At this point you can put whatever you want onto this crust, but I'll detail what I did because it was so good.
Spiced Potato and Corn Pizza Toppings
4 mid-sized potatoes, peeled and cut into thin medallions
1/4 c plus 3/4 tsp Zatarain's Crawfish, Shrimp & Crab Boil (you can usually find this by the meat dept)
6 slices of cooked bacon, chopped
1 c lactose-free sour cream or sour cream substitute
1-2 c shredded mozzarella
Set the potato medallions to boil with a solid 3-4" of water extra, and including 1/4 c of the Zatarain's seasoning. When the water comes to a boil, add the corn. Remove corn after 5 minutes and slice the kernels off the cob. Cook potatoes until they are done but not mushy. Stir 3/4 tsp Zatarain's seasoning into the sour cream.
Starting with the sour cream mixture, split the topping ingredients and layer onto the two crusts: first sour cream, then potatoes, corn, and bacon, and ending with mozzarella. Slide the pizzas back into the oven, and cook for 5 minutes.
So! Let's talk about FODMAPs. There are a number of ingredients which are only cool in a single serving size: almond flour (1/4 c), corn (38g), cream cheese (1 tbsp), but 2ish slices or less should be well below the threshold. I also ended up using a 1:1 gluten-free flour on the second pizza because I ran out of almond flour, and it might have been better then the almond flour, so.
I also used a jarred alfredo sauce for the pizza sauce, not sour cream, but alfredo is basically radioactive when it comes to FODMAPs. I've used sour cream before to good effect, so I'm sure it'll be fine here.
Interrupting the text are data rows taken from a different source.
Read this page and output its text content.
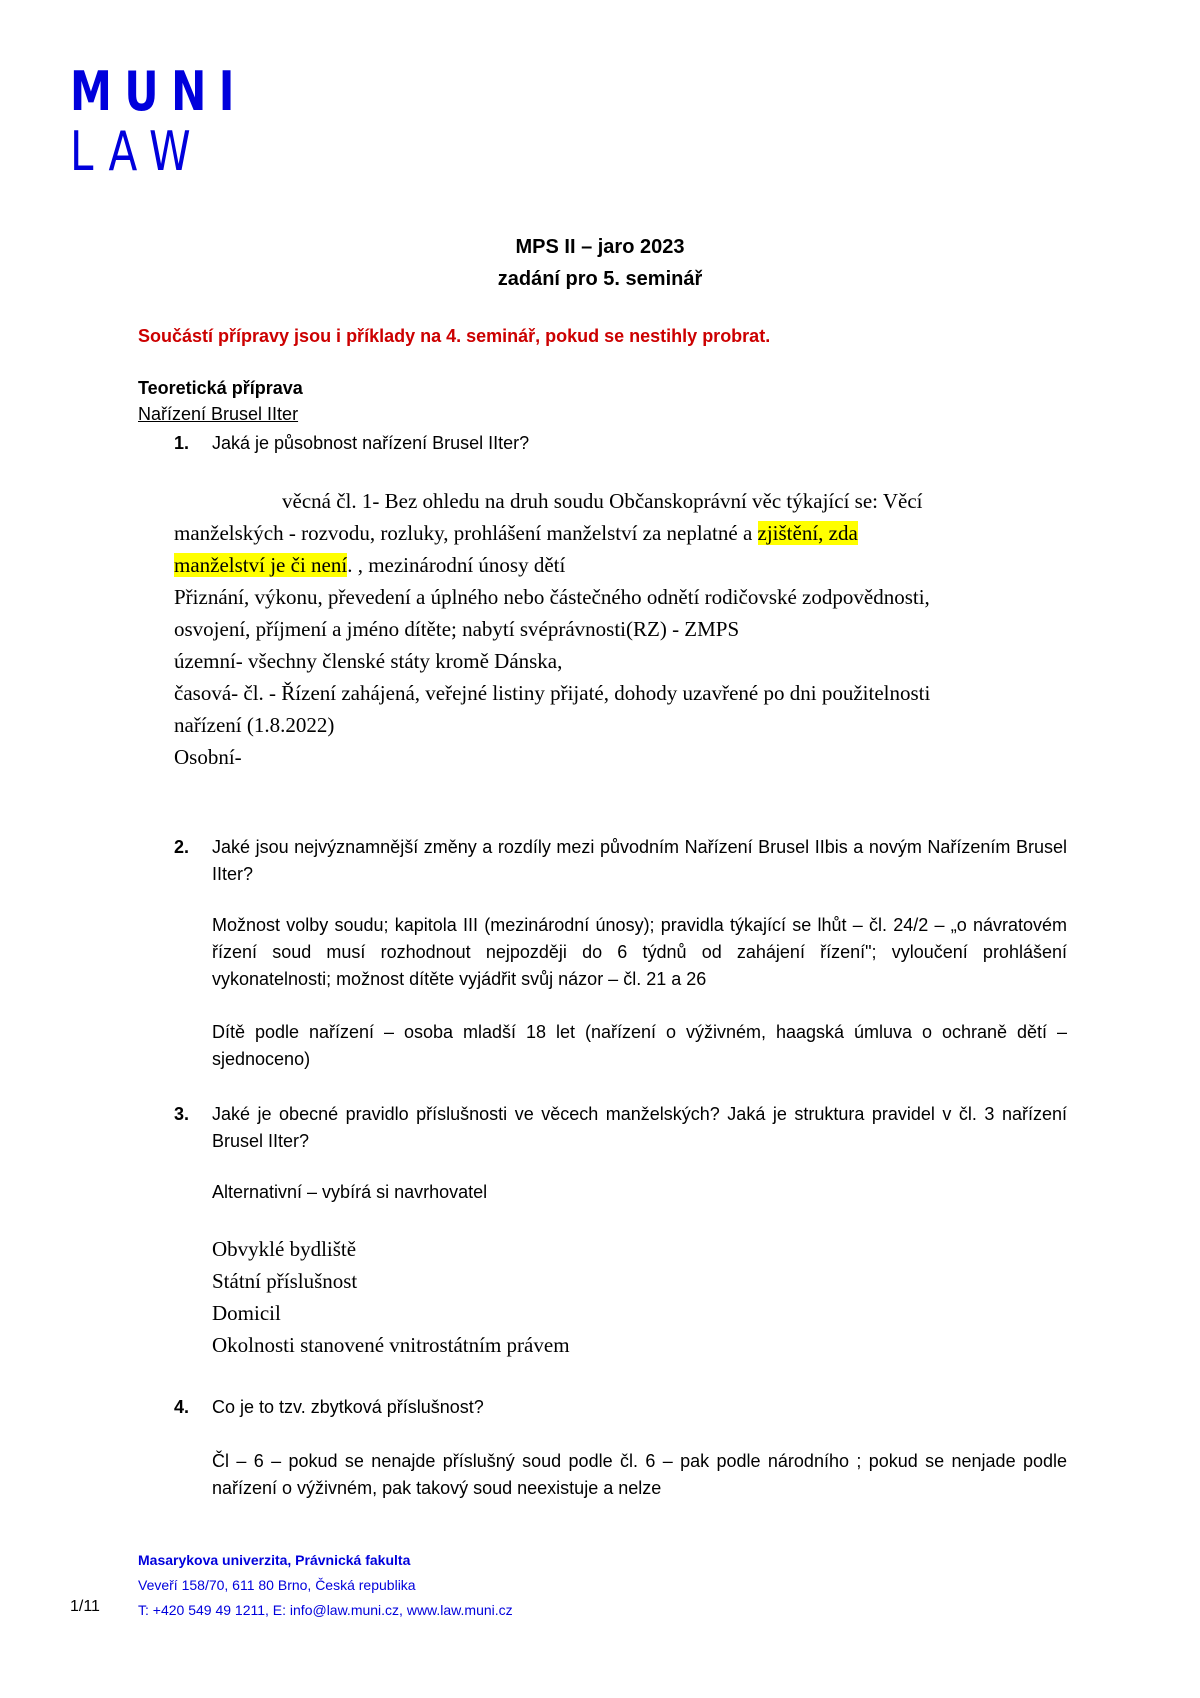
MUNI
LAW
MPS II – jaro 2023
zadání pro 5. seminář
Součástí přípravy jsou i příklady na 4. seminář, pokud se nestihly probrat.
Teoretická příprava
Nařízení Brusel IIter
1. Jaká je působnost nařízení Brusel IIter?
věcná čl. 1- Bez ohledu na druh soudu Občanskoprávní věc týkající se: Věcí
manželských - rozvodu, rozluky, prohlášení manželství za neplatné a zjištění, zda
manželství je či není. , mezinárodní únosy dětí
Přiznání, výkonu, převedení a úplného nebo částečného odnětí rodičovské zodpovědnosti,
osvojení, příjmení a jméno dítěte; nabytí svéprávnosti(RZ) - ZMPS
územní- všechny členské státy kromě Dánska,
časová- čl. - Řízení zahájená, veřejné listiny přijaté, dohody uzavřené po dni použitelnosti
nařízení (1.8.2022)
Osobní-
2. Jaké jsou nejvýznamnější změny a rozdíly mezi původním Nařízení Brusel IIbis a novým Nařízením Brusel IIter?
Možnost volby soudu; kapitola III (mezinárodní únosy); pravidla týkající se lhůt – čl. 24/2 – „o návratovém řízení soud musí rozhodnout nejpozději do 6 týdnů od zahájení řízení"; vyloučení prohlášení vykonatelnosti; možnost dítěte vyjádřit svůj názor – čl. 21 a 26
Dítě podle nařízení – osoba mladší 18 let (nařízení o výživném, haagská úmluva o ochraně dětí – sjednoceno)
3. Jaké je obecné pravidlo příslušnosti ve věcech manželských? Jaká je struktura pravidel v čl. 3 nařízení Brusel IIter?
Alternativní – vybírá si navrhovatel
Obvyklé bydliště
Státní příslušnost
Domicil
Okolnosti stanovené vnitrostátním právem
4. Co je to tzv. zbytková příslušnost?
Čl – 6 – pokud se nenajde příslušný soud podle čl. 6 – pak podle národního ; pokud se nenjade podle nařízení o výživném, pak takový soud neexistuje a nelze
Masarykova univerzita, Právnická fakulta
Veveří 158/70, 611 80 Brno, Česká republika
T: +420 549 49 1211, E: info@law.muni.cz, www.law.muni.cz
1/11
You could also use a couple tablespoons of olive oil with the Zatarain's spice mix instead, if dairy isn't your thing. You can of course put whatever you like on the pizza crusts; this is just what I did. I also would put MOAR Zatarain's in the sauce next time, because while the pizza had heat, I think it could have used more. That's preference, of course.
Disclaimer: I am no dietician. I'm doing my best to minimize FODMAPs in my diet, but it's possible for me to be misinformed or mistaken about various ingredients.